Connecting your MacBook to a TV or Projector
The first step to connecting your MacBook to an external display is familiarizing yourself with the ports and cables necessary to get the job done.
HDMI cables carry both video and audio, and are the easiest way to connect a computer to nearly any HDTV. The MacBook Pro with Retina Display has an HDMI port on the right side of the computer; the MacBook Pro and MacBook Air can connect to a TV using an HDMI cable and a Mini DisplayPort to HDMI adapter. The adapter plugs into the MacBook’s Thunderbolt port (located on the left side of the computer) and will transmit both audio and video.
If you are attempting to connect a MacBook to a projector which does not have an HDMI port, popular alternatives are to use a VGA cord or DVI cord, using a Mini DisplayPort to VGA or Mini DisplayPort to DVI adapter.
An alternate, wireless way to mirror your screen to an external display is to use AirPlay mirroring. AirPlay will allow you to stream your Mac’s screen to an Apple TV on the local network with minimal lag in full 1080p HD resolution. All you need is an Apple TV connected to your LAN and a Mac running Mountain Lion or later. AirPlay mirroring also sends audio to your TV or projector. Apple TV outputs audio and video with an HDMI connection.
If you’re more interested in streaming your movie or song library to a TV or projector, Apple TV will allow you to access your entire iTunes library from any local Mac and play it back in full HD.The advantage of streaming movies from an iTunes library over using AirPlay mirroring is that mirroring is streamed live, whereas the Apple TV will be able to buffer any iTunes content as it streams the content, which ensures a smooth viewing experience regardless of any network hiccups.

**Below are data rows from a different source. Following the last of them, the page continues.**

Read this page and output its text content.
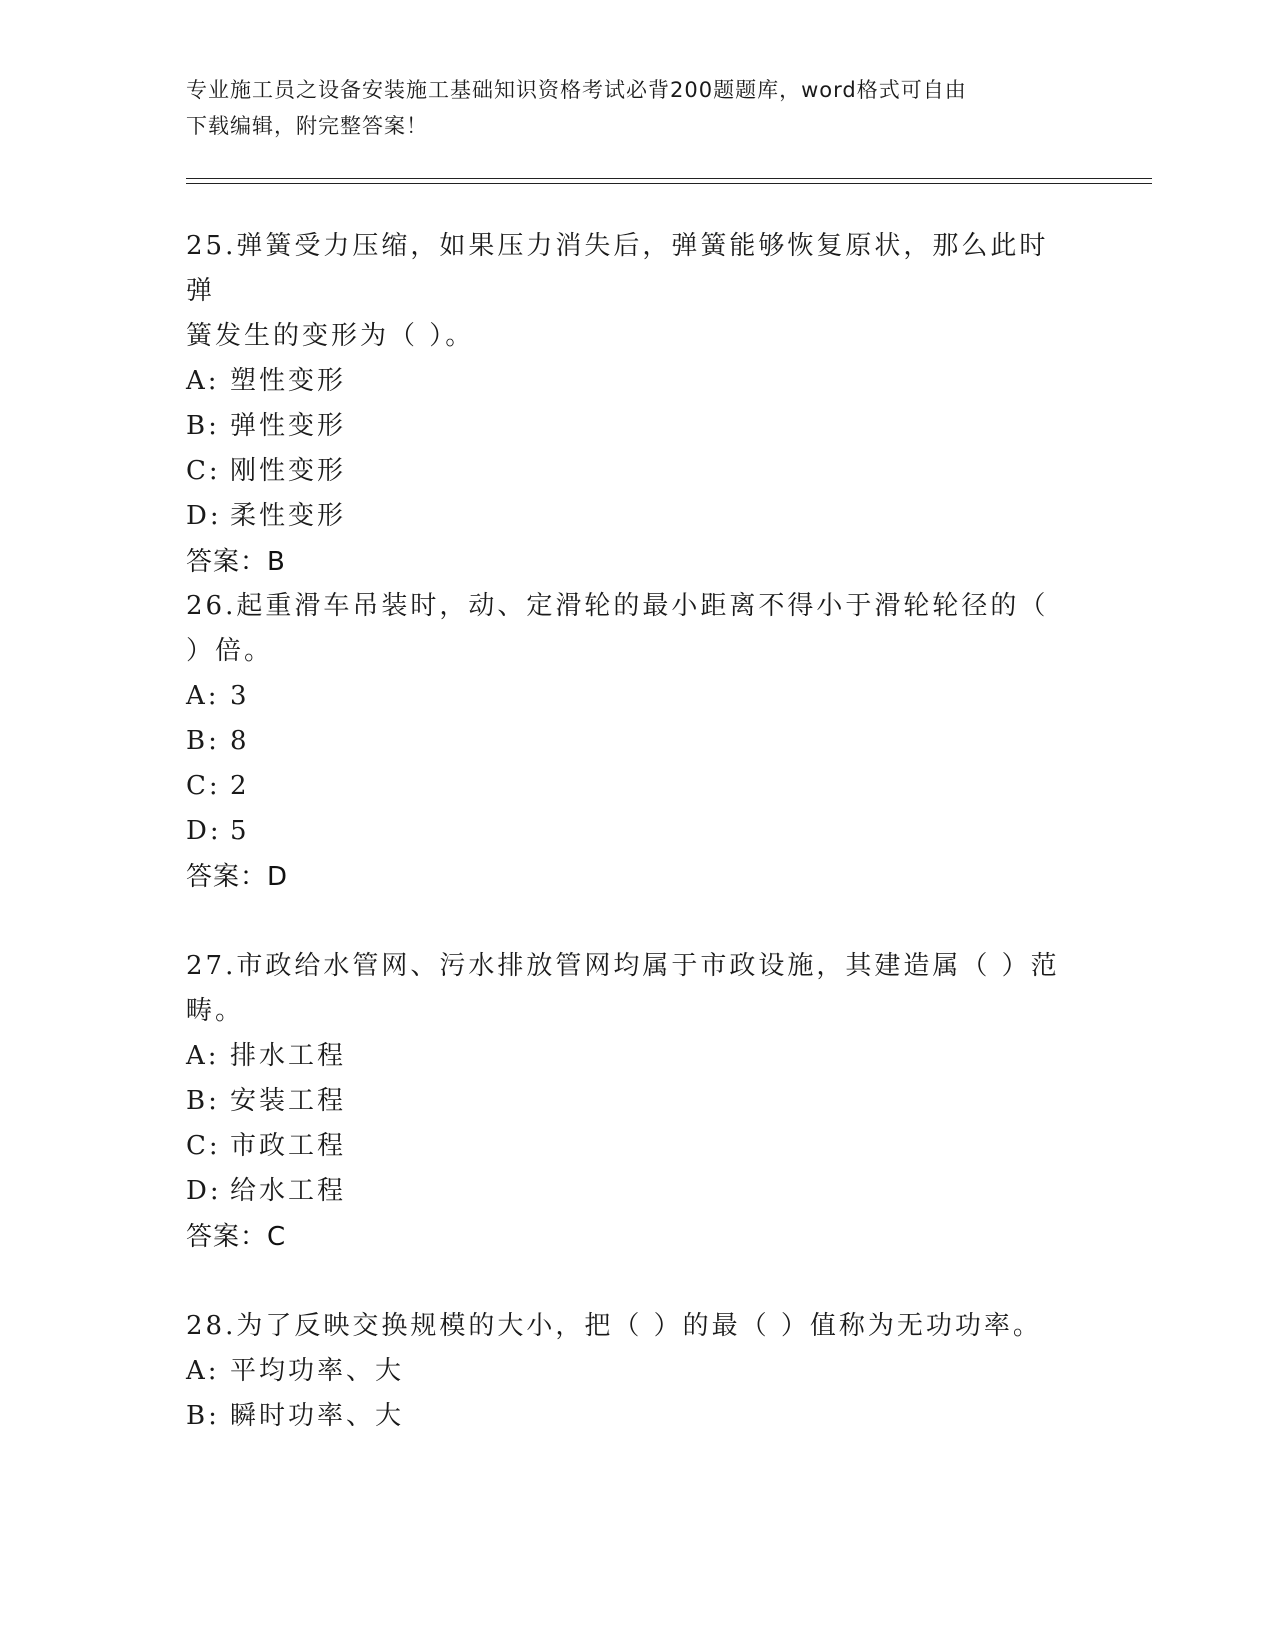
专业施工员之设备安装施工基础知识资格考试必背200题题库，word格式可自由
下载编辑，附完整答案！

25.弹簧受力压缩，如果压力消失后，弹簧能够恢复原状，那么此时弹

簧发生的变形为（ ）。

A: 塑性变形

B: 弹性变形

C: 刚性变形

D: 柔性变形

答案：B

26.起重滑车吊装时，动、定滑轮的最小距离不得小于滑轮轮径的（

）倍。

A: 3

B: 8

C: 2

D: 5

答案：D

27.市政给水管网、污水排放管网均属于市政设施，其建造属（ ）范

畴。

A: 排水工程

B: 安装工程

C: 市政工程

D: 给水工程

答案：C

28.为了反映交换规模的大小，把（ ）的最（ ）值称为无功功率。

A: 平均功率、大

B: 瞬时功率、大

Wireless/networked streaming is still possible without an Apple TV receiver. Many devices you already own may be DLNA-capable (think DVD players, Xbox and PS3 consoles, and even your HDTV itself). DLNA is a standard for media sharing over your local area network, which means you can stream HD videos, music, or pictures wirelessly or over an Ethernet cable.
To use DLNA streaming, your Mac will need DLNA server software in order to share your media across the network in the appropriate format. One such application for this is MediaLink, which shares and even transcodes your files on the fly for high-quality streaming. MediaLink costs $20 to register after you’ve tested it in the trial period.
Keep in mind that if your MacBook goes to sleep, network activity is terminated and your stream will stop. Aside from that, you’re free to use your MacBook anywhere in the home without affecting the stream or the stream affecting you.
There are two setbacks to the network-based streaming solutions mentioned above. The quality of your streams may depend on the bandwidth of your network (and also current network load), and it may be difficult to create a live stream of your desktop for presentations (as AirPlay mirroring does not allow you to use a presenter view) or web-based streams (think Hulu or Netflix mirroring onto a display).
When using a wired connection to a TV or projector, you can set your MacBook to mirror your screen onto the second display or create an extended display. In applications such as PowerPoint and Keynote you will be able to set a presenter view on one of your displays and your presentation on the other. In Mountain Lion and later, notification banners from the Notification Center will not show up while a full screen presentation or video is playing.